- Origin: Immingham, Lincolnshire, England
- Genres: Punk, blues, rock
- Years active: 2012–present
- Label: Mad Monkey Records
- Members: Clancey Jones Morley Adams Jack Scales
- Past members: Doc Ashton Wan Marshall Ramona Rae Harvey Beck Jakki Walsh Ben Scales
- Website: www.mingcityrockers.co.uk

= Ming City Rockers =

English four-piece rock band

Ming City Rockers are an English three-piece rock band from Immingham, Lincolnshire, England. Their style has been compared to that of "the spirit of MC5" and their debut album was released on 20 September 2014.

==Biography==
They originate from the industrial town of Immingham - about 6 miles (10 km) north-west from Grimsby, on the east coast of northern England. The group were originally formed under the name of Low Culture in 2010 and changed their name to Ming City Rockers - inspired by The Clash song "Clash City Rockers" - two years later. They released their début single "Chic & The Motherfuckers" in July 2013.

They were featured in Qs 'Who? What? Where? Why?' series in April 2014.

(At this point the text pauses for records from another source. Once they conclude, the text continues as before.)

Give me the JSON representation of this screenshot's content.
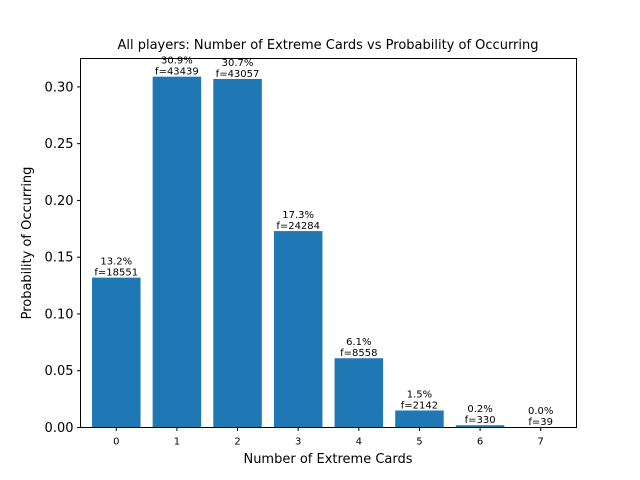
{
  "chart_data": {
    "type": "bar",
    "title": "All players: Number of Extreme Cards vs Probability of Occurring",
    "xlabel": "Number of Extreme Cards",
    "ylabel": "Probability of Occurring",
    "categories": [
      "0",
      "1",
      "2",
      "3",
      "4",
      "5",
      "6",
      "7"
    ],
    "values": [
      0.132,
      0.309,
      0.307,
      0.173,
      0.061,
      0.015,
      0.002,
      0.0003
    ],
    "percent_labels": [
      "13.2%",
      "30.9%",
      "30.7%",
      "17.3%",
      "6.1%",
      "1.5%",
      "0.2%",
      "0.0%"
    ],
    "freq_labels": [
      "f=18551",
      "f=43439",
      "f=43057",
      "f=24284",
      "f=8558",
      "f=2142",
      "f=330",
      "f=39"
    ],
    "yticks": [
      "0.00",
      "0.05",
      "0.10",
      "0.15",
      "0.20",
      "0.25",
      "0.30"
    ],
    "ylim": [
      0,
      0.325
    ],
    "xlim": [
      -0.59,
      7.59
    ],
    "bar_color": "#1f77b4",
    "grid": false
  }
}
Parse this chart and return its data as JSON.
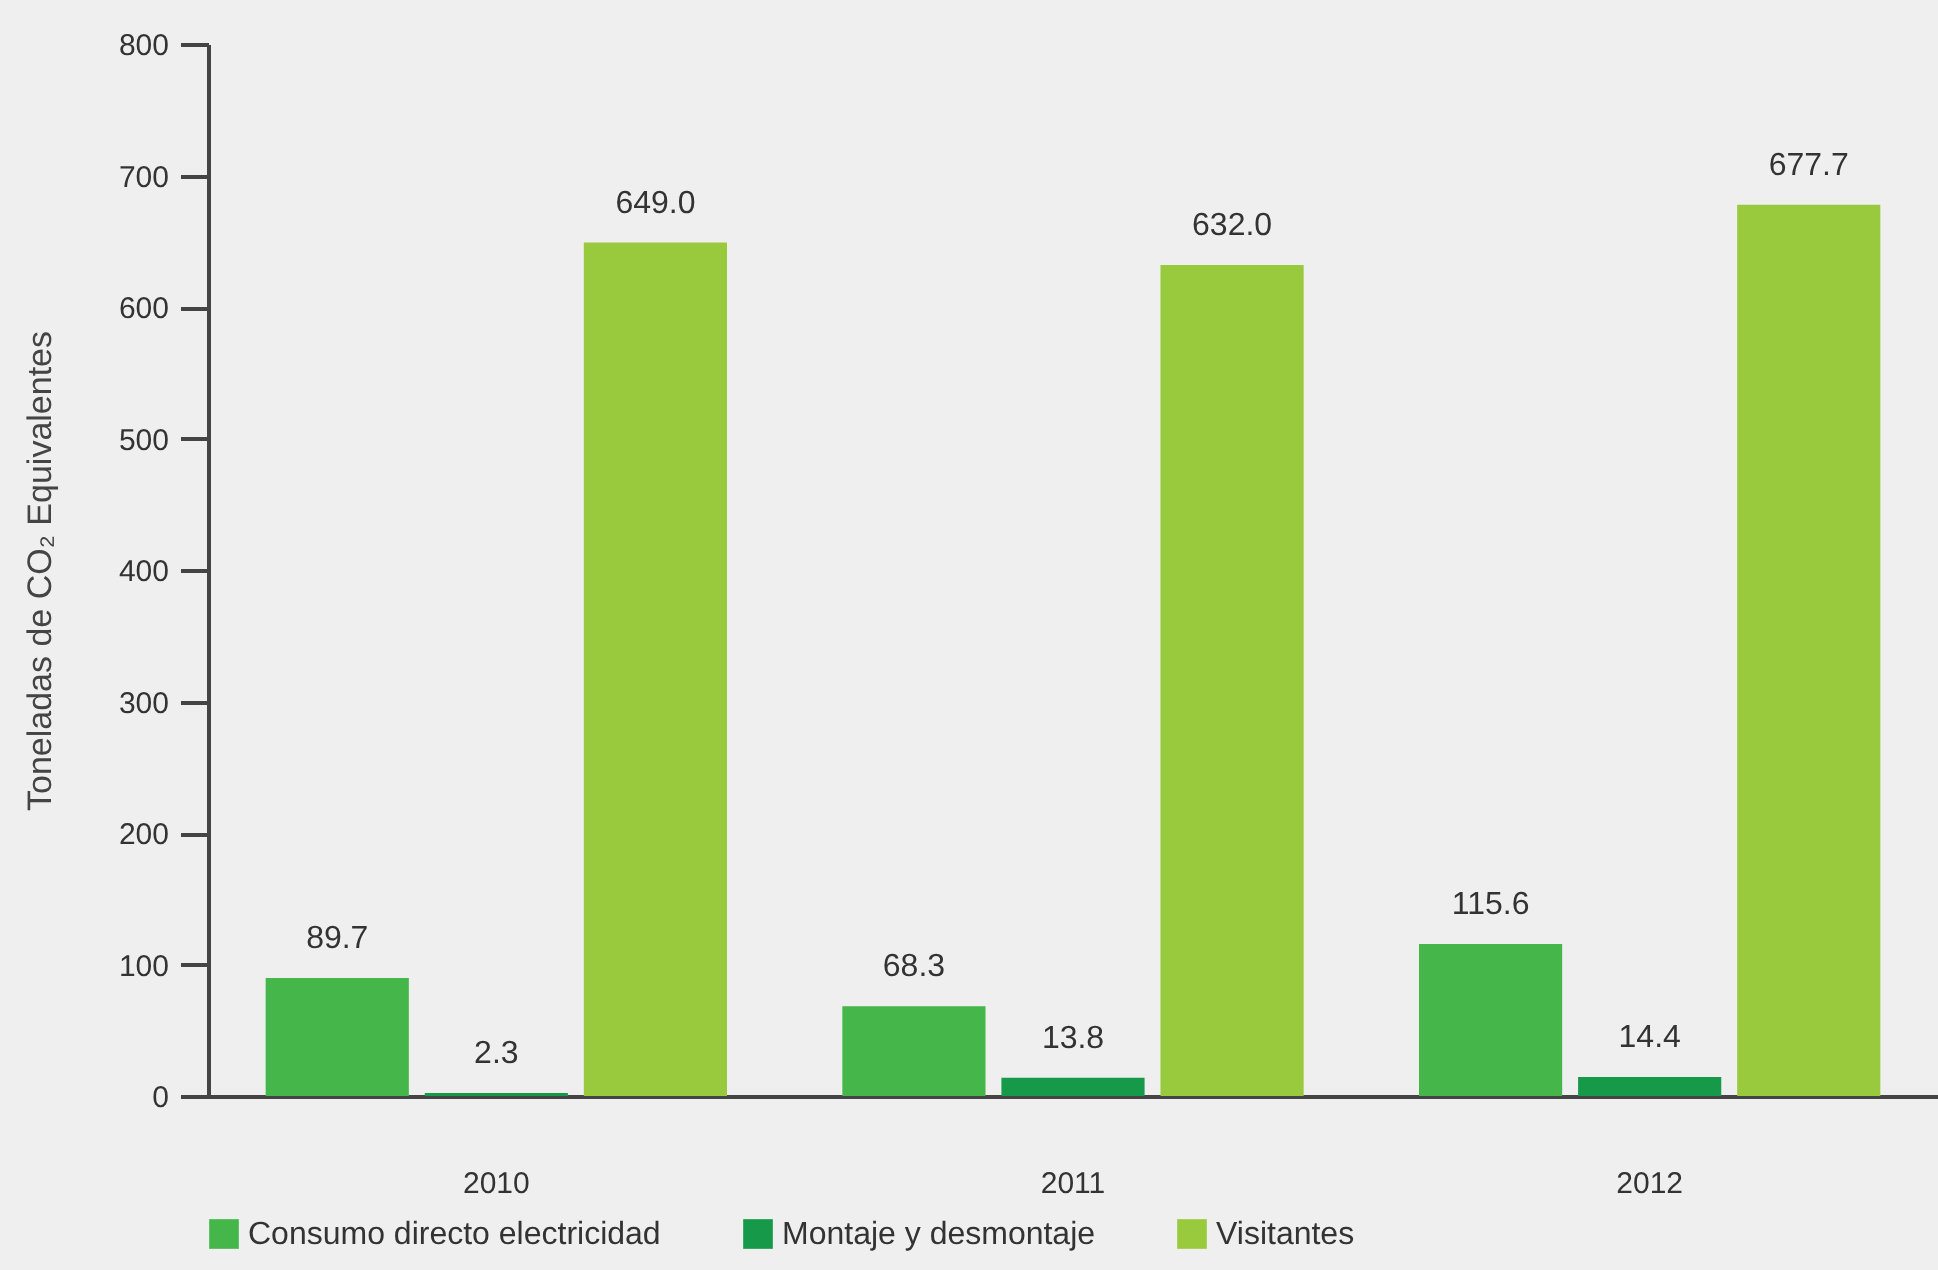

Ming City Rockers' debut and self-titled studio album was released on 15 September 2014. "Chic and The Motherfuckers"," I Wanna Get Outta Here But I Can't Take You Anywhere" and "Rosetta" were recorded at Yellow Arch Studios in Sheffield, Yorkshire, in February 2013. The rest of the album was recorded in September 2013 at Tesla Studios, also in Sheffield.

Their second album, Lemon, recorded and produced by Steve Albini, was released on 1 April 2016. After the release of the album, Ramona left the band and was replaced by Jakki Walsh, who returned for a short period before leaving again, when Ramona once again became bassist. However, shortly after the well-received tour of Germany and Spain in early 2017, Ramona departed again, and the bass slot was finally handed to Harvey Beck, who subsequently moved to the drum seat following the departure of Wan Marshall, and the return of Jakki Walsh to the bass guitar in mid 2018 with a show at Yardbirds Club in Grimsby, and The Springhead in Hull in October, where new songs were introduced.